[ま]ジャンゴ 繋がれざる者/痛快無比なマカロニウエスタン的タランティーノ作品 @kun_maa
クエンティン・タランティーノ監督・脚本映画「ジャンゴ 繋がれざる者」を観てきた。
メインタイトルの「DJANGO」、オープニング曲や赤字のクレジット、画面の色使い、その他にも作品中の様々な場面に、いわゆるマカロニウエスタン映画へのオマージュが満載の作品である。
それほど詳しくはない僕にもわかる部分が多かったのだから、きっと気づかなかった部分にも多数のオマージュが込められた作品なのだろう。
それにしても、痛快な作品だった。
(作品公式ホームページより)
前半は純粋に2人の賞金稼ぎとしての活躍が楽しめる。
タランティーノならではのユーモラスなシーンもあり、観ていて本当に楽しい。
なによりも、あの黒人奴隷時代のアメリカ南部で、黒人の賞金稼ぎというあり得ない設定を、こういうのも在りかと自然に思わせる演出が好きだ。
しかもジャンゴを演じるジェイミー・フォックスがスタイリッシュでカッコいいときている。
しかし、この映画の見所は後半、レオナルド・ディカプリオ演じる悪役キャンディが登場してからだ。
僕は元々ディカプリオという役者はあまり好きではなかった。
どことなく薄っぺらさを感じさせる役者だからだ。
しかしこの作品の彼は違った。こういうのをハマり役というのだろう。
もっと早くこんな悪役を演じていたらディカプリオのファンになっていたかもしれない。それくらいこの作品での、彼の眼差しや動作のひとつひとつが存在感を主張してくる。
奴隷としてキャンディのもとにいるジャンゴの妻を取り戻す為に、シュルツとジャンゴが取った作戦とそれが進行していくにつれていやが上にも高まる緊張感。

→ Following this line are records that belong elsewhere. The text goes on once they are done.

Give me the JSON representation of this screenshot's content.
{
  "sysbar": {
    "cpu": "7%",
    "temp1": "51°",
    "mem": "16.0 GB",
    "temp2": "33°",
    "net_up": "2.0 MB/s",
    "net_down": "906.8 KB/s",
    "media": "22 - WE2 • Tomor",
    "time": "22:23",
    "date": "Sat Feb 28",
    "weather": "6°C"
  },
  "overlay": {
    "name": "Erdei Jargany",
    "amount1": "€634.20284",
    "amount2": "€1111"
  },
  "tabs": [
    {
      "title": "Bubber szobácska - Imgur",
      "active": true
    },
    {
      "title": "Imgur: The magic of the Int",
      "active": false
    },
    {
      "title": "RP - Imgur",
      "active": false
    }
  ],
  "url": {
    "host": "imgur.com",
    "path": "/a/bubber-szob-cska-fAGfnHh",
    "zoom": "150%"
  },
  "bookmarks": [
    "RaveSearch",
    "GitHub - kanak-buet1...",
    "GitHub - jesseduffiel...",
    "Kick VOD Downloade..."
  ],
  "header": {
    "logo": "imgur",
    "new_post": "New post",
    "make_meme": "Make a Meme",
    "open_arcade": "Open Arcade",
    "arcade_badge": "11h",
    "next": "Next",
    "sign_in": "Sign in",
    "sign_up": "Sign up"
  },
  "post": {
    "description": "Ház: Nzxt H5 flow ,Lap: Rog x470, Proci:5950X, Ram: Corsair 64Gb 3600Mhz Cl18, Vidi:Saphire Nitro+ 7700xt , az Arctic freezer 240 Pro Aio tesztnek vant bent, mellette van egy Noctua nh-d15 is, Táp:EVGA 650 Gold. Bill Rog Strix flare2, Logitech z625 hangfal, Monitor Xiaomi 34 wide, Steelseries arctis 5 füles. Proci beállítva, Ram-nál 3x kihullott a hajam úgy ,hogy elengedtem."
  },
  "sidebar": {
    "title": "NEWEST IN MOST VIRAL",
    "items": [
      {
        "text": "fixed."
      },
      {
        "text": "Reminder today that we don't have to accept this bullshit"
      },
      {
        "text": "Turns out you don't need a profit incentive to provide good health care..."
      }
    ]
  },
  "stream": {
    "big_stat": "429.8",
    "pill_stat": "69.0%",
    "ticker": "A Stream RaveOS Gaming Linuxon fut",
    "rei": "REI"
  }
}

合間に繰り広げられる、見るに耐えない黒人奴隷に対する残虐シーン。
どうしても非道な黒人差別が許せず、本来の目的達成寸前でぶち切れて暴発するシュルツとその後の激しい銃撃戦。
銃撃戦の血糊の量がハンパなくて、「あー、人間てのは血の詰まった革袋なんだなあ」って不思議な気持ちにさせられた。ちょっと現実離れした感じ。

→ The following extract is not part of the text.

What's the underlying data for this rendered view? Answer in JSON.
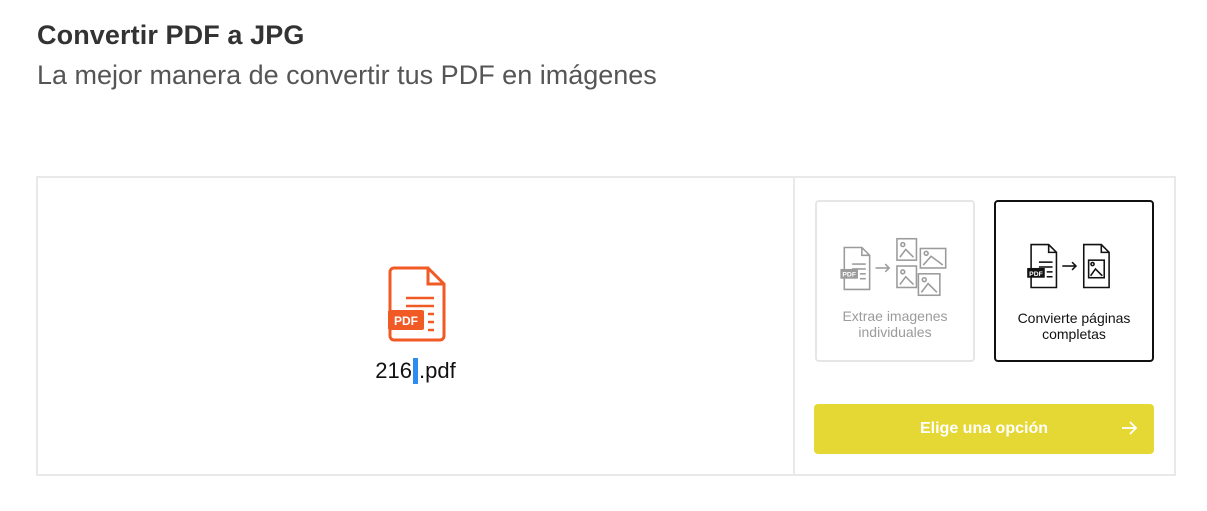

差別主義の白人連中を次々と撃ち殺していくジャンゴに爽快感を覚えるのは、その前段での黒人差別描写が強烈であればこそである。
敵に捕まり絶体絶命の主人公ジャンゴとその後の逆転劇。
ラストシーンは痛快過ぎて、ある種のカタルシスを引き起こされる。
黒人による黒人差別者を演じているサミュエル・L・ジャクソンのイヤらしいほどの憎たらしさとざまーみろ的最後も見物である。

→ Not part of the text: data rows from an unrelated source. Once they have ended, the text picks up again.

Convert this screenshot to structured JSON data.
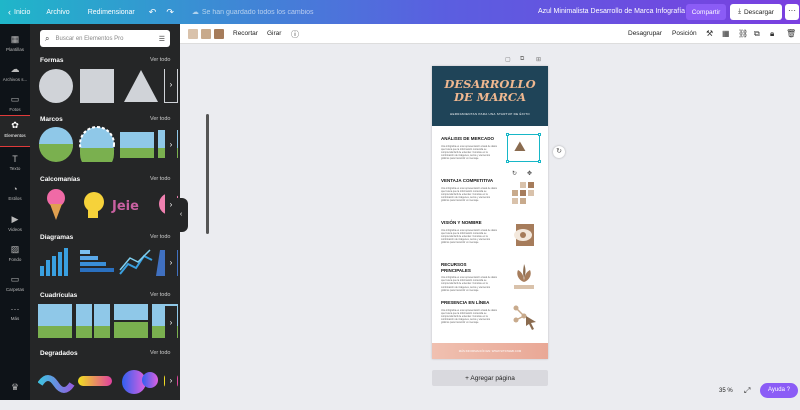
{
  "topbar": {
    "home": "Inicio",
    "file": "Archivo",
    "resize": "Redimensionar",
    "saved_status": "Se han guardado todos los cambios",
    "doc_title": "Azul Minimalista Desarrollo de Marca Infografía",
    "share": "Compartir",
    "download": "Descargar"
  },
  "sidebar": {
    "items": [
      {
        "label": "Plantillas",
        "icon": "layout-icon"
      },
      {
        "label": "Archivos s...",
        "icon": "upload-icon"
      },
      {
        "label": "Fotos",
        "icon": "photo-icon"
      },
      {
        "label": "Elementos",
        "icon": "elements-icon"
      },
      {
        "label": "Texto",
        "icon": "text-icon"
      },
      {
        "label": "Estilos",
        "icon": "styles-icon"
      },
      {
        "label": "Videos",
        "icon": "video-icon"
      },
      {
        "label": "Fondo",
        "icon": "background-icon"
      },
      {
        "label": "Carpetas",
        "icon": "folder-icon"
      },
      {
        "label": "Más",
        "icon": "more-icon"
      }
    ]
  },
  "panel": {
    "search_placeholder": "Buscar en Elementos Pro",
    "see_all": "Ver todo",
    "sections": [
      "Formas",
      "Marcos",
      "Calcomanías",
      "Diagramas",
      "Cuadrículas",
      "Degradados"
    ]
  },
  "toolbar": {
    "swatches": [
      "#d9c2ab",
      "#c8aa8c",
      "#a67c5b"
    ],
    "crop": "Recortar",
    "flip": "Girar",
    "ungroup": "Desagrupar",
    "position": "Posición"
  },
  "page": {
    "title_line1": "DESARROLLO",
    "title_line2": "DE MARCA",
    "subtitle": "HERRAMIENTAS PARA UNA STARTUP DE ÉXITO",
    "body_text": "Una infografía es una representación visual de datos que busca que la información contenida se comprenda fácil de entender. Consiste en la combinación de imágenes, textos y elementos gráficos para transmitir un mensaje.",
    "rows": [
      {
        "title": "ANÁLISIS DE MERCADO"
      },
      {
        "title": "VENTAJA COMPETITIVA"
      },
      {
        "title": "VISIÓN Y NOMBRE"
      },
      {
        "title": "RECURSOS PRINCIPALES"
      },
      {
        "title": "PRESENCIA EN LÍNEA"
      }
    ],
    "footer": "MÁS INFORMACIÓN EN: WWW.SITIOWEB.COM"
  },
  "add_page": "+ Agregar página",
  "zoom": "35 %",
  "help": "Ayuda ?"
}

あり得ない設定とそれを自然に調和させて違和感を感じさせない全体のストーリー展開。
しっかりと描かれている黒人差別。
痛快無比なマカロニウエスタンの形を借りつつ、タランティーノらしさも盛り込んでいる素晴らしい作品である。
165分という長さをまったく感じさせない。
第85回アカデミー賞で助演男優賞と脚本賞を受賞したのも納得である。